Un an maintenant que j'écris ces chroniques et j'ai le sentiment, quand je regarde ce qui a été déjà dit ici, que je tourne (un peu) autour du pot...
Alors peut être qu'en ces temps difficiles, ces temps d'urgence, de panique parfois, d'incertitude souvent, de colère aussi, ai-je envie de ne plus occulter la poutre, ou l'éléphant, ou ce que vous pouvez imaginer de gros, de lourd, de très visible mais dont on ne parle pas. Dont je ne parle pas.
Ce que nous faisons avec nos élèves est précieux, voire inestimable car à la hauteur des enjeux qui nous sont confiés : en tant qu'enseignante de français, je suis celle qui va les ouvrir à leur nouvel univers, qui vais leur donner les clés de leur environnement quotidien (juste : acheter du pain, demander son chemin dans la rue, accompagner ses parents chez le médecin et se charger de la traduction...).
Je suis surtout la première représentante de cette éducation nationale qui va les accueillir pendant toute leur scolarité.
Je me dois donc d'en montrer le visage le plus bienveillant possible, le plus exactement adapté à ce qu'ils sont, à ce qu'ils traversent. Je me dois de leur donner confiance, en eux, en leurs capacités scolaires, en leurs compétences sociales, à un moment où ils sont fragilisés par leur migration, loin de leur famille, de leurs amis, de leur pays natal. Je me dois de leur transmettre les valeurs collectives qui nous sont chères : la solidarité, l'entraide, l'empathie, et puis l'égalité, la fraternité...

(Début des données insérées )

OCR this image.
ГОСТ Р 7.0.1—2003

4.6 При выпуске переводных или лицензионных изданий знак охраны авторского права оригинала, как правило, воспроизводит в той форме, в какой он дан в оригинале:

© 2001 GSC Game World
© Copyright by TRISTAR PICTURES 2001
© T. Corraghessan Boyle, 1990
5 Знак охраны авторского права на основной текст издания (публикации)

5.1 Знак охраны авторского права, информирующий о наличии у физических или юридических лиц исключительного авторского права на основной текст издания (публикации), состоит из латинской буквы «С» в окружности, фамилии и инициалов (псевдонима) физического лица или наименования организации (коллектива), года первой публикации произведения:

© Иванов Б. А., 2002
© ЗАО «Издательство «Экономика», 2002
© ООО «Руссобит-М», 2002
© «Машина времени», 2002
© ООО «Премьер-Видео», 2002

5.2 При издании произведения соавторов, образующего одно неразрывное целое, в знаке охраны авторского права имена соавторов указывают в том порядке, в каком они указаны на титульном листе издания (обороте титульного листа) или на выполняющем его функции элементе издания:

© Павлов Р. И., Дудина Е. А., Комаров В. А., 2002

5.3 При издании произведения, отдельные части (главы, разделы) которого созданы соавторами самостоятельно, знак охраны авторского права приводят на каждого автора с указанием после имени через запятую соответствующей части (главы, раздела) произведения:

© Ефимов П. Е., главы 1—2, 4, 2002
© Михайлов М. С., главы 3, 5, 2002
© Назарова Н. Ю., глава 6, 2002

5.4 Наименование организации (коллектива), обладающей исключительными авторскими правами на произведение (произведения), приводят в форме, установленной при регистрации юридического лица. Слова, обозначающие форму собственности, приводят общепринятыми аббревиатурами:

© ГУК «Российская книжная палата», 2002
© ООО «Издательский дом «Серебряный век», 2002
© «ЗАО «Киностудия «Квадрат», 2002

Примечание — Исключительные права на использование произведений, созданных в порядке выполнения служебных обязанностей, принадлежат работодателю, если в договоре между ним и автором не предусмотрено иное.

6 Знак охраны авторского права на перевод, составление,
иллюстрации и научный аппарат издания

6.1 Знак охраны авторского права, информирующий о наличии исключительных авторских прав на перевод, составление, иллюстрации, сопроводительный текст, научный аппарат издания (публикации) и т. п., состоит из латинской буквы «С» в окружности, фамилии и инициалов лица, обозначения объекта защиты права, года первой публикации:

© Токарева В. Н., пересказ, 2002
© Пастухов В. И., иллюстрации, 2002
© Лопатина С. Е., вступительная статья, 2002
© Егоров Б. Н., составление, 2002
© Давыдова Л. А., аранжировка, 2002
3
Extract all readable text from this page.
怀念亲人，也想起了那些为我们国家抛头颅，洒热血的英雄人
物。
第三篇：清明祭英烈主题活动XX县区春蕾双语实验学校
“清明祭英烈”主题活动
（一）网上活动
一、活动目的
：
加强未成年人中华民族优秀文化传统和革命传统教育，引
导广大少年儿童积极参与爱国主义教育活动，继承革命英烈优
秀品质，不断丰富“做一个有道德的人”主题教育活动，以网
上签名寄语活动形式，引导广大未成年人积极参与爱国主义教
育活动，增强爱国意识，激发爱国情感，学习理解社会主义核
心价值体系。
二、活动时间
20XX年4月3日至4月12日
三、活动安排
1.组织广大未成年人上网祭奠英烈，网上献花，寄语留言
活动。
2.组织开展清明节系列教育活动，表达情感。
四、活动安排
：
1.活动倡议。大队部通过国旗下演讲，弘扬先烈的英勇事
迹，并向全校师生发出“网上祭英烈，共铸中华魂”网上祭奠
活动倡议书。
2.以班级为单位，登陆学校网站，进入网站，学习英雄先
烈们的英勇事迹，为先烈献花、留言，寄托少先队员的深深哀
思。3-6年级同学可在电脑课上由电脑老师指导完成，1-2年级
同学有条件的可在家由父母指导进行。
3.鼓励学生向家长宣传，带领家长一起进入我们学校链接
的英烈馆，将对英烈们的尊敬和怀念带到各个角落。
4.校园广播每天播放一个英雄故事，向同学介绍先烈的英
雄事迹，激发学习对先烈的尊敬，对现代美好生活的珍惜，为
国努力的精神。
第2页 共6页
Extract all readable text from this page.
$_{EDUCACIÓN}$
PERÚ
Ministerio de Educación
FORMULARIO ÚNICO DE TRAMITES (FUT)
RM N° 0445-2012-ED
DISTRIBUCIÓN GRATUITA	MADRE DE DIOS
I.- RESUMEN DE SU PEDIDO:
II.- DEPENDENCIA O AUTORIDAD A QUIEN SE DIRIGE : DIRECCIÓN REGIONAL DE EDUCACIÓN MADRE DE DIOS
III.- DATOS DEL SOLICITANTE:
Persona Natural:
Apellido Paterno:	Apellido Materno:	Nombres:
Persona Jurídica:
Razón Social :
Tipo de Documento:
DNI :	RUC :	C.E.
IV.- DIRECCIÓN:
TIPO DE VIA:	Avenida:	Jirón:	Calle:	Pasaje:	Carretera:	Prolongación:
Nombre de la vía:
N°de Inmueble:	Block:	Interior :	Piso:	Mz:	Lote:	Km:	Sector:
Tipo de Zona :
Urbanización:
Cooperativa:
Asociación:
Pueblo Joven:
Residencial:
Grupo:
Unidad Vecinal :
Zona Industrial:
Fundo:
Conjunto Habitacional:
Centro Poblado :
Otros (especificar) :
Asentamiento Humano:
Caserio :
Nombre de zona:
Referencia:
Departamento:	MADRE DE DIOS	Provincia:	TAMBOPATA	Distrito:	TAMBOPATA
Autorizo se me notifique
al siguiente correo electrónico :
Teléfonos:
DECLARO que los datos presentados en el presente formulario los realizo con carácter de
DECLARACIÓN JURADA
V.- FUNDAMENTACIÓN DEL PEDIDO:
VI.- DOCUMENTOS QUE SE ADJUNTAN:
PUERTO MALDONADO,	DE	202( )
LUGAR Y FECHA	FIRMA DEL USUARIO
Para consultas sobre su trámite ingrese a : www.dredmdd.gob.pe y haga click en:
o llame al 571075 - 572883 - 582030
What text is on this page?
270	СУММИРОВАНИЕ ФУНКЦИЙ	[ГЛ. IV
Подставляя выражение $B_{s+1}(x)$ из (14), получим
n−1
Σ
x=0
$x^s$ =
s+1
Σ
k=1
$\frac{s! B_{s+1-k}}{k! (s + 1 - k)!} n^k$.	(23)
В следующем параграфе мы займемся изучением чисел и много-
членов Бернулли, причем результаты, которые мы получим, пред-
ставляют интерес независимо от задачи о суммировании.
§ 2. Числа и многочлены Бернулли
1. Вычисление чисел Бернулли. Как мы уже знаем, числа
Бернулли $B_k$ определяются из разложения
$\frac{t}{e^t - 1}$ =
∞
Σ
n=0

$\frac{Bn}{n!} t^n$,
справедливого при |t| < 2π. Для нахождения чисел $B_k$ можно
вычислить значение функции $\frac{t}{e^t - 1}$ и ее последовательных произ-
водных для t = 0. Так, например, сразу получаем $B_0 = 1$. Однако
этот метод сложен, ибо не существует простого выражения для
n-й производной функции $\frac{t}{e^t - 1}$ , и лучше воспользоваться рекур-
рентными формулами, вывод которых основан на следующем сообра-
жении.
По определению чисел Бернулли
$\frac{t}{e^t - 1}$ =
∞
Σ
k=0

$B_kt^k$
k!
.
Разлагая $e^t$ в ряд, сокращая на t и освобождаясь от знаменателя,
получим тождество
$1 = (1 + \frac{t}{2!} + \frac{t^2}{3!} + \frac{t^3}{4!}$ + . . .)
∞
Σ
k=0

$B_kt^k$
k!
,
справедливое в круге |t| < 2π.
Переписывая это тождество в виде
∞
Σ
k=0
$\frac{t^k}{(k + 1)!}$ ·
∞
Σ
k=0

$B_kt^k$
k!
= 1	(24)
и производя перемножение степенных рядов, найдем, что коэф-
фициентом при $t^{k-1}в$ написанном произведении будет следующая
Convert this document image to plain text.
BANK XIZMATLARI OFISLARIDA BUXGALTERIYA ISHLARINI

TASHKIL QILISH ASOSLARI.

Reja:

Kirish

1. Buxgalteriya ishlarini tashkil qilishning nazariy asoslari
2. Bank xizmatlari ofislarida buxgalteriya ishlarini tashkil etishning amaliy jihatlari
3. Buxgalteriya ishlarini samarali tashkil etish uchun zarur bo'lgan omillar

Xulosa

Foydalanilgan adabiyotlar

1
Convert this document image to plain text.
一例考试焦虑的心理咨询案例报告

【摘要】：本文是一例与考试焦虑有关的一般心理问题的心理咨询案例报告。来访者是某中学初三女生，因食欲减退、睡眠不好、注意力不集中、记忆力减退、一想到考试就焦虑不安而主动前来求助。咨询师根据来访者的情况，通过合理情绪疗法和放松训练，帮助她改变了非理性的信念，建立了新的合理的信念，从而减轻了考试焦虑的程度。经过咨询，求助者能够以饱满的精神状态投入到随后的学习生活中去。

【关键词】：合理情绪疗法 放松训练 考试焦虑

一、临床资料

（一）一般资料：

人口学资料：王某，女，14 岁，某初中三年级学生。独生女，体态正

Je me dois de leur donner les bases sur lesquelles ils vont s'appuyer lorsqu'ils vont quitter le dispositif et qu'ils vont se retrouver confrontés au mieux à l'indifférence polie (combien de mes collègues différencient, combien prennent en compte leur statut d'allophone qui pourtant doit être présent à leur esprit pendant la totalité de la scolarité de l'élève, sachant qu'on considère que la langue de scolarisation n'est réellement acquise qu'au bout de sept à huit ans), au pire au rejet (rare heureusement, le racisme n'est encore, et c'est tant mieux, jamais bien vu au sein de la communauté des profs).
Je n'ai pas besoin de leur transmettre le reste : le courage, la force, la résilience, ils l'ont, chevillés à leur âme d'enfant, je l'ai maintes fois évoqué dans mes posts, ne laissant de m'émerveiller à chaque fois que j'en suis témoin.
Ne pense pas, lecteur (trice), que je sois atteinte d'un symptôme type grosse tête, qui me ferait imaginer une importance que nous n'avons pas : j'ai été prof de lettres pendant dix ans avant de venir enseigner sur un dispositif et j'ai de quoi mesurer les différences entre mes deux métiers.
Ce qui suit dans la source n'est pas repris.